The object sinks until it reaches a layer dense enough to support it. That is the same idea behind boats floating and submarines diving.
Key vocabulary
- Density — how much mass is packed into a given volume
- Mass — how much matter is in an object
- Volume — how much space an object or liquid takes up
- Polar — a molecule with uneven charge; water is polar
- Non-polar — a molecule without uneven charge; oil is non-polar
- Miscible — able to mix completely; water and oil are not miscible
Math connections
Suppose you pour 50 ml of each liquid into the glass.

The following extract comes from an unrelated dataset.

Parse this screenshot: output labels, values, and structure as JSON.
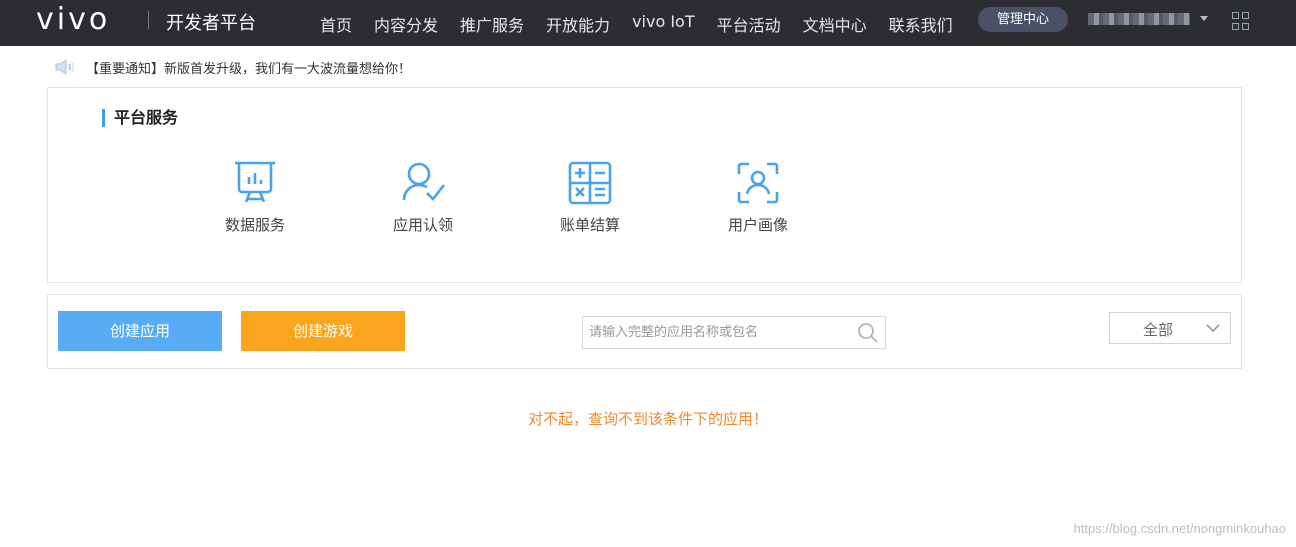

- Total volume of the tower: 50 + 50 + 50 + 50 = 200 ml
- Fraction of the tower that is oil: 50/200 = 1/4
- Fraction that is water plus oil together: 100/200 = 1/2
If one liquid layer is twice as tall as another, is that because it is more dense? Not necessarily. Height depends on how much volume you poured in. Density decides the order of the layers, not how thick each layer looks.
Try more
- Add rubbing alcohol if you have it with an adult helping and predict where it will settle.
- Try warm water versus cold water. Does temperature change the layering?
- Draw your tower and label each layer from least dense to most dense.